When preparing for large temporary and semi-temporary mass gatherings and events, both private and open to the general public, protective security measures should be considered as part of the overall operation to ensure that the event is safe and secure for all. Even if the event is being held at a permanent facility with established security systems in place, supplementary measures might be necessary to mitigate a different risk profile associated with the event.
Agreement and awareness of protective security governance, roles and responsibilities is key to the deployment of effective protective security at all events, particularly large events. This must include the roles and responsibilities of all stakeholders, both internal (eg venue operator, guard force) and external (eg police, HMG, OGDs), involved in the provision of protective security for the event and must reflect the different stages of the event, eg:
- Build phase
- Pre-operational phase (eg final preparation/rehearsal/readiness)
- Operational phase
- Post event/decommissioning phase
A threat, vulnerability and risk assessment (TVRA) specific to the event (and its location) should be used as the basis for determining the protective security requirements and identifying appropriate protective security measures. Note that the temporary nature of an event may mean that a different mix of security measures may be appropriate compared to a more permanent site, for example it might be more cost-effective to increase the size of the guard force rather than install more permanent technological solutions. Security measures should be specific to the risks associated with each phase of the event.
While event organisers will often pay particular attention to priorities such as ensuring crowd safety and a positive visitor experience, it is helpful to regard effective and efficient security measures as a key enabler.

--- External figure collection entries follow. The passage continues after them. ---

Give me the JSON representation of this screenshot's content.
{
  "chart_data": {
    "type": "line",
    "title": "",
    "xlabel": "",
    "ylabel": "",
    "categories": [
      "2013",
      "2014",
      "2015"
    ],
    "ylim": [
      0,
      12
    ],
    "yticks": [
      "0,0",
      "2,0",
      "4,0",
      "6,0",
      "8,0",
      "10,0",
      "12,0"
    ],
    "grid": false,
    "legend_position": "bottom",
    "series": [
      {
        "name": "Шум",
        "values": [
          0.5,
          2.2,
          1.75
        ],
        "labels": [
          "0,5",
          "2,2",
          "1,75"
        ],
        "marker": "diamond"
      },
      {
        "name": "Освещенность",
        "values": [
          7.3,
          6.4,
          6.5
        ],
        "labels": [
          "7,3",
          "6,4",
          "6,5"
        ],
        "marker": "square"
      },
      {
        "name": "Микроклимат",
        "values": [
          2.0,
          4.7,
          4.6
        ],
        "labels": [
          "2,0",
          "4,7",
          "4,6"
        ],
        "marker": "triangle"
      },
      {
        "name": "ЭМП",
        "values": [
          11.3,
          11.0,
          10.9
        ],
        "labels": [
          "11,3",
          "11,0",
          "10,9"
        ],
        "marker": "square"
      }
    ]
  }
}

Protective security measures, incorporating physical, personnel and cyber security, should seek to achieve the following:
- Deter adversaries from targeting the event
- Prevent prohibited items (especially those that could cause physical harm) from entering the venue(s) through effective search and screening
- Detect and delay any attempted attack and assist with its apprehension
- Not hinder the intended functioning of the venue
- Give visitors a sense of security while not appearing intimidating or oppressive
The development and implementation of a security communications strategy should start well before the event is scheduled to commence. This can be used to provide practical security information to visitors (eg what to expect upon arrival, what items are prohibited) as well as to deliver deterrence security messaging (eg ‘our security staff will be available throughout the venue and able to answer any questions you might have’).